My computer has started to die yet again. I think it's time for a new computer. I've bought a new battery to see if that might help fix it, but I'm still fairly dubious.
Fulbright interviews were intense, but went well. Now I rewrite everything, and on Tuesday I let it go. I don't know if you've guys have noticed, but I don't do really well with things I can't control. The idea of not being able to control whether or I go to Ireland next year doesn't sit well with me. Even more, the fact the I won't know anything until I'm packing up to move somewhere else (where or if....also no clue) also doesn't feel great either.
It's hard for anyone to surrender things to the universe, but I have particular problems with it. I guess it's something to work on.
This year feels different. Last year I started to accept some of the changes in my identity. In particular, I took a step back from being the "classical flutist." It was hard.

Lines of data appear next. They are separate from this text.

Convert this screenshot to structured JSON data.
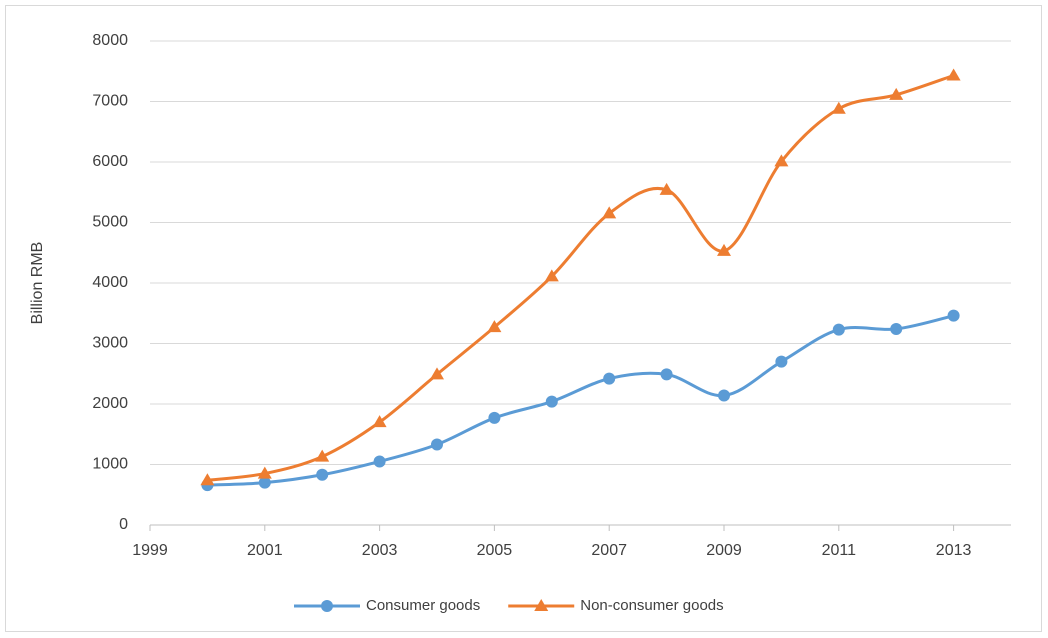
{
  "chart_data": {
    "type": "line",
    "y_label": "Billion RMB",
    "x": [
      2000,
      2001,
      2002,
      2003,
      2004,
      2005,
      2006,
      2007,
      2008,
      2009,
      2010,
      2011,
      2012,
      2013
    ],
    "series": [
      {
        "name": "Consumer goods",
        "color": "#5b9bd5",
        "marker": "circle",
        "values": [
          660,
          700,
          830,
          1050,
          1330,
          1770,
          2040,
          2420,
          2490,
          2140,
          2700,
          3230,
          3240,
          3460
        ]
      },
      {
        "name": "Non-consumer goods",
        "color": "#ed7d31",
        "marker": "triangle",
        "values": [
          740,
          850,
          1130,
          1700,
          2490,
          3270,
          4110,
          5150,
          5540,
          4530,
          6010,
          6880,
          7110,
          7430
        ]
      }
    ],
    "xlim": [
      1999,
      2014
    ],
    "xticks": [
      1999,
      2001,
      2003,
      2005,
      2007,
      2009,
      2011,
      2013
    ],
    "ylim": [
      0,
      8000
    ],
    "yticks": [
      0,
      1000,
      2000,
      3000,
      4000,
      5000,
      6000,
      7000,
      8000
    ],
    "grid": true,
    "smooth": true,
    "legend": "bottom"
  }
}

I had been that person in one way or another for a good decade or so. I was comfortable with that label. This year, the labels I identify with most comfortable are ethnomusicologist, musicologist, early musician, and traditional musician. This summer immersed me in all of those contexts, and I came out believing in my ability to do all of those things. This year feels different because I came out of this summer with a clearer understanding of what I'm able to do and what I want to do, and I'm comfortable with most of the labels floating around in my head (even though they are just labels).
I guess that's the best thing about FPU, I'm starting (trying) to become more comfortable in my own skin. I'm not all the way there yet (are we ever completely comfortable with who we are, with the labels and categories people put us in.....and the prejudices that come with each of those categories......wow, that's an entirely different post), but life is a work in progress anyway, right?